6,300 crore (‘Issue’).
The
application for subscription of Bonds should be for a minimum of 10 Bonds and
in multiples of 5 Bonds thereafter. The Issue will
open for subscription on January 27, 2012, and close on February 10, 2012, or
earlier (subject to the Issue being open for a minimum period of 3 days), or
extension by such period, upto a period of 30 days
from the date of opening of the Issue, as may be decided by the Board of
Directors or by a duly constituted committee of the Company. The Bonds shall
carry a coupon rate of 8.00% p.a for 10 years (Series
I) and 8.10% p.a for 15 years (Series II). An
additional coupon rate of 0.15% p.a. and 0.20% p.a. on series 1 and series 2
respectively shall be available to Resident Indian individuals, Hindu Undivided
Families through the Karta and Non Resident Indians on repatriation as well as
non-repatriation basis, applying for an amount aggregating upto
and including Rs.5
lakhs across all Series in the tranche (available
only to the original allottees). The Bonds are
proposed to be listed on NSE and BSE.
The
Bonds have been rated ‘CRISIL
AAA/Stable’ by CRISIL, ‘[ICRA] AAA’ by ICRA and ‘CARE AAA’ by CARE, indicating highest
degree of safety for timely servicing of financial obligations.
Investors
will have an option to hold the bonds either in physical or in demat form. The
Bonds will be secured by way of a pari passu charge on the movable assets of the Company
comprising of rolling stock such as wagons, locomotives and coaches.
SBI
Capital Markets Limited, A. K. Capital Services Limited and ICICI Securities
Limited are the Lead Managers to the Issue. Indian Bank shall be the Trustee to
the Issue.
The
Company intends to utilize the Issue proceeds for financing the acquisition of
rolling stock and financing the capacity enhancement works in the Indian
Railways.
All investors proposing to participate in
the Issue should invest only on the basis of the information contained in the
Shelf Prospectus and the Prospectus Tranche-1, both dated January 19, 2012.
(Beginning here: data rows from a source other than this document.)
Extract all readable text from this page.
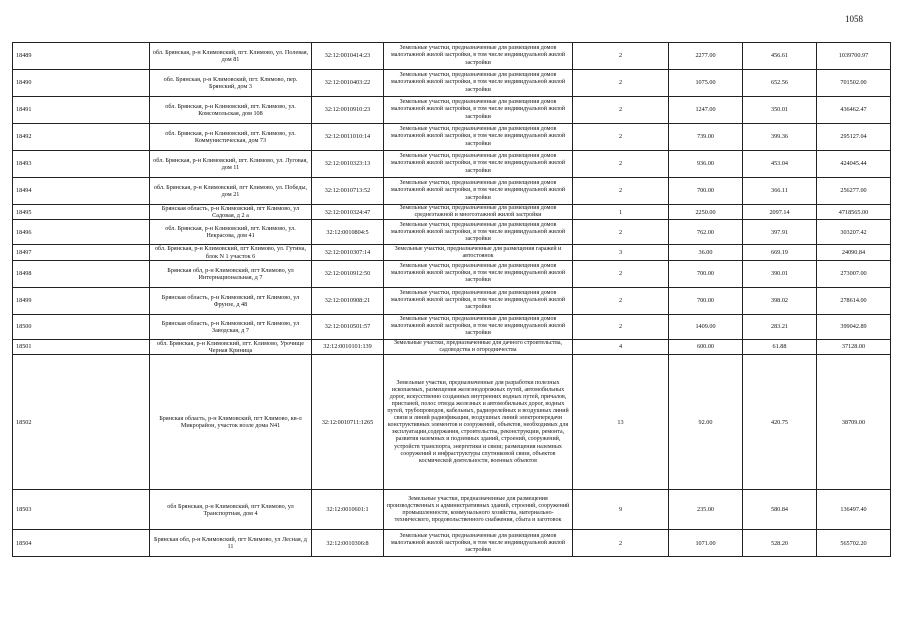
1058
18489	обл. Брянская, р-н Климовский, пгт. Климово, ул. Полевая, дом 81	32:12:0010414:23	Земельные участки, предназначенные для размещения домов малоэтажной жилой застройки, в том числе индивидуальной жилой застройки	2	2277.00	456.61	1039700.97
18490	обл. Брянская, р-н Климовский, пгт. Климово, пер. Брянский, дом 3	32:12:0010403:22	Земельные участки, предназначенные для размещения домов малоэтажной жилой застройки, в том числе индивидуальной жилой застройки	2	1075.00	652.56	701502.00
18491	обл. Брянская, р-н Климовский, пгт. Климово, ул. Комсомольская, дом 108	32:12:0010910:23	Земельные участки, предназначенные для размещения домов малоэтажной жилой застройки, в том числе индивидуальной жилой застройки	2	1247.00	350.01	436462.47
18492	обл. Брянская, р-н Климовский, пгт. Климово, ул. Коммунистическая, дом 73	32:12:0011010:14	Земельные участки, предназначенные для размещения домов малоэтажной жилой застройки, в том числе индивидуальной жилой застройки	2	739.00	399.36	295127.04
18493	обл. Брянская, р-н Климовский, пгт. Климово, ул. Луговая, дом 11	32:12:0010323:13	Земельные участки, предназначенные для размещения домов малоэтажной жилой застройки, в том числе индивидуальной жилой застройки	2	936.00	453.04	424045.44
18494	обл. Брянская, р-н Климовский, пгт Климово, ул. Победы, дом 21	32:12:0010713:52	Земельные участки, предназначенные для размещения домов малоэтажной жилой застройки, в том числе индивидуальной жилой застройки	2	700.00	366.11	256277.00
18495	Брянская область, р-н Климовский, пгт Климово, ул Садовая, д 2 а	32:12:0010324:47	Земельные участки, предназначенные для размещения домов среднеэтажной и многоэтажной жилой застройки	1	2250.00	2097.14	4718565.00
18496	обл. Брянская, р-н Климовский, пгт. Климово, ул. Некрасова, дом 41	32:12:0010804:5	Земельные участки, предназначенные для размещения домов малоэтажной жилой застройки, в том числе индивидуальной жилой застройки	2	762.00	397.91	303207.42
18497	обл. Брянская, р-н Климовский, пгт Климово, ул. Гутина, блок N 1 участок 6	32:12:0010307:14	Земельные участки, предназначенные для размещения гаражей и автостоянок	3	36.00	669.19	24090.84
18498	Брянская обл, р-н Климовский, пгт Климово, ул Интернациональная, д 7	32:12:0010912:50	Земельные участки, предназначенные для размещения домов малоэтажной жилой застройки, в том числе индивидуальной жилой застройки	2	700.00	390.01	273007.00
18499	Брянская область, р-н Климовский, пгт Климово, ул Фрунзе, д 48	32:12:0010908:21	Земельные участки, предназначенные для размещения домов малоэтажной жилой застройки, в том числе индивидуальной жилой застройки	2	700.00	398.02	278614.00
18500	Брянская область, р-н Климовский, пгт Климово, ул Заводская, д 7	32:12:0010501:57	Земельные участки, предназначенные для размещения домов малоэтажной жилой застройки, в том числе индивидуальной жилой застройки	2	1409.00	283.21	399042.89
18501	обл. Брянская, р-н Климовский, пгт. Климово, Урочище Черная Криница	32:12:0010101:139	Земельные участки, предназначенные для дачного строительства, садоводства и огородничества	4	600.00	61.88	37128.00
18502	Брянская область, р-н Климовский, пгт Климово, кв-л Микрорайон, участок возле дома N41	32:12:0010711:1265	Земельные участки, предназначенные для разработки полезных ископаемых, размещения железнодорожных путей, автомобильных дорог, искусственно созданных внутренних водных путей, причалов, пристаней, полос отвода железных и автомобильных дорог, водных путей, трубопроводов, кабельных, радиорелейных и воздушных линий связи и линий радиофикации, воздушных линий электропередачи конструктивных элементов и сооружений, объектов, необходимых для эксплуатации,содержания, строительства, реконструкции, ремонта, развития наземных и подземных зданий, строений, сооружений, устройств транспорта, энергетики и связи; размещения наземных сооружений и инфраструктуры спутниковой связи, объектов космической деятельности, военных объектов	13	92.00	420.75	38709.00
18503	обл Брянская, р-н Климовский, пгт Климово, ул Транспортная, дом 4	32:12:0010601:1	Земельные участки, предназначенные для размещения производственных и административных зданий, строений, сооружений промышленности, коммунального хозяйства, материально-технического, продовольственного снабжения, сбыта и заготовок	9	235.00	580.84	136497.40
18504	Брянская обл, р-н Климовский, пгт Климово, ул Лесная, д 11	32:12:0010306:8	Земельные участки, предназначенные для размещения домов малоэтажной жилой застройки, в том числе индивидуальной жилой застройки	2	1071.00	528.20	565702.20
The Shelf Prospectus and the Prospectus Tranche 1 are available
on the website of the NSE and BSE at www.nseindia.com and www.bseindia.com , the website of SEBI at www.sebi.gov.in,
the website of the Company at www.irfc.nic.in and the respective websites of the Lead
Managers at www.sbicaps.com, www.akcapindia.com and www.icicisecurities.com.
IRFC
is the financing arm of the Indian Railways. 100% shareholding in IRFC is held
by the President of India acting through Ministry of Railways. The Company has
been notified as a Public Financial Institution under Section 4A of the
Companies Act, 1956 and registered as a Non-Banking Finance Company without
accepting public deposits (Infrastructure Finance Company) with the Reserve
Bank of India. The Company’s principal business is borrowing funds from the
commercial markets to finance the acquisition of new rolling stock which is
then leased to the Indian Railways. IRFC is a consistently profit making Public
Sector Undertaking that has funded rolling stock of book value of Rs.69,843
crore (5,567 locomotives, 33,856 passenger coaches, 14,90,300 freight wagons
and 85 cranes and track machines) for Indian Railways (as on 30.09.2011). Net
worth of IRFC as on 30.09.2011 stood at approximately Rs.4,487.50
crores with Nil Non-Performing Assets. The Company
recorded a net profit after tax of Rs.485.20 crore for year ended 31.03.2011
compared to Rs. 442.69 crore for year ended 31.03.2010.